Kitty Ponse (5 September 1897 – 10 February 1982) was a Swiss zoologist and endocrinologist. She was a professor at the University of Geneva and received the Swiss Otto Naegeli Prize in 1961.

==Life and career==
Ponse was born in Sumatra, then part of the Dutch East Indies, to Dutch parents in 1897. At the age of eight she and her family moved to Geneva, Switzerland, where she later studied science at the University of Geneva. She completed a doctoral thesis at the University of Geneva in 1922 that focused on embryological development. While the focus of her earlier research and publications was pure zoology, including tail regeneration in lizards, she later developed a particular interest in sex determination and sexual differentiation in amphibians. In the mid-1920s, she conducted experiments in which she successfully inverted the sex of toads; The New York Times carried a story about Ponse's work in 1926 with the headline "Says she changes the sex of toads". Her work on sexual differentiation in vertebrates was compiled in her 1949 book La différenciation du sexe et l'intersexualité.

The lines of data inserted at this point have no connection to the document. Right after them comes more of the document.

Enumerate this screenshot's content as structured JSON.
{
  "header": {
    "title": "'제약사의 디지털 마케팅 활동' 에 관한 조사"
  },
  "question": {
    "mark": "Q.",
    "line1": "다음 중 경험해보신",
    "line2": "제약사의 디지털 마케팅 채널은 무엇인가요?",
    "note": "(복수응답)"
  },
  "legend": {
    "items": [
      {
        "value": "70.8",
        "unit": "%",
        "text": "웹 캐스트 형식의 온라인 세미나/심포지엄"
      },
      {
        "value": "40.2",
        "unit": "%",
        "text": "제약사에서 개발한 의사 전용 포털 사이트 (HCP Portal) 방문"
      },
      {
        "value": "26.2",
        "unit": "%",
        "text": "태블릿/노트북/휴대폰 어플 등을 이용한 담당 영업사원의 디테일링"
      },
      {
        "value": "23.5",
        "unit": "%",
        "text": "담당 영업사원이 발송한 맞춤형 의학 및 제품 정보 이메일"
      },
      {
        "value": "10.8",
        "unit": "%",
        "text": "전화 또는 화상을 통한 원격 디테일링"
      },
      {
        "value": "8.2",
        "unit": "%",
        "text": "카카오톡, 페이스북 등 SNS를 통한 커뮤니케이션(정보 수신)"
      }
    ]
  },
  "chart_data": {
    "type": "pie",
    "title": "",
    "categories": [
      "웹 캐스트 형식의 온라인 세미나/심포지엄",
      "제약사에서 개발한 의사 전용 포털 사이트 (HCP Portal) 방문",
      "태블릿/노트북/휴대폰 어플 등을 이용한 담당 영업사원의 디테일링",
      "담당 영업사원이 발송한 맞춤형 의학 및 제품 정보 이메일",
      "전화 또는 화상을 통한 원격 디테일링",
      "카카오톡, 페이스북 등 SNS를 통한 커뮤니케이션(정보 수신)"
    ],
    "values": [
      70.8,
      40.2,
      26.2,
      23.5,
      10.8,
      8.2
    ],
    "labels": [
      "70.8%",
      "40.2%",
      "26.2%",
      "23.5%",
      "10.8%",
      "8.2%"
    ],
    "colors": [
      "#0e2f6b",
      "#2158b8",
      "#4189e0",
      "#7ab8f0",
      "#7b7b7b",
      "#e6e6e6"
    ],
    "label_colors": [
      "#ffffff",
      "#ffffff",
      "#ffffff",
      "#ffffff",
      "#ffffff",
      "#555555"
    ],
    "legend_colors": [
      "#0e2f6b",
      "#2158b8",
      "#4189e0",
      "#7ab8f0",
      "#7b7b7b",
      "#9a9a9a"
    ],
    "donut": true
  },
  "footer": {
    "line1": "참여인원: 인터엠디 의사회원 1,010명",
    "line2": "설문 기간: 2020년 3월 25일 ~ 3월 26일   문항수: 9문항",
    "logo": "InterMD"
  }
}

Ponse's other publications in the field of endocrinology addressed the function of the thyroid gland, the biochemical pathways in steroid hormone production, the communication between the pituitary gland and the gonads. She also collaborated with French biologist Émile Guyénot on the first purifications of gonadotropin hormones from the pituitary. Ponse taught at the University of Geneva for over forty years and was appointed a professor of experimental endocrinology in 1961. She received the Otto Naegeli Prize in 1961 and the Montyon Prize of the French Academy of Sciences in 1950. She was a cofounder of the journal Acta Endocrinologica in 1948.

In 2022, a street was renamed for her in Geneva (from rue de l’Université to rue Kitty-Ponse).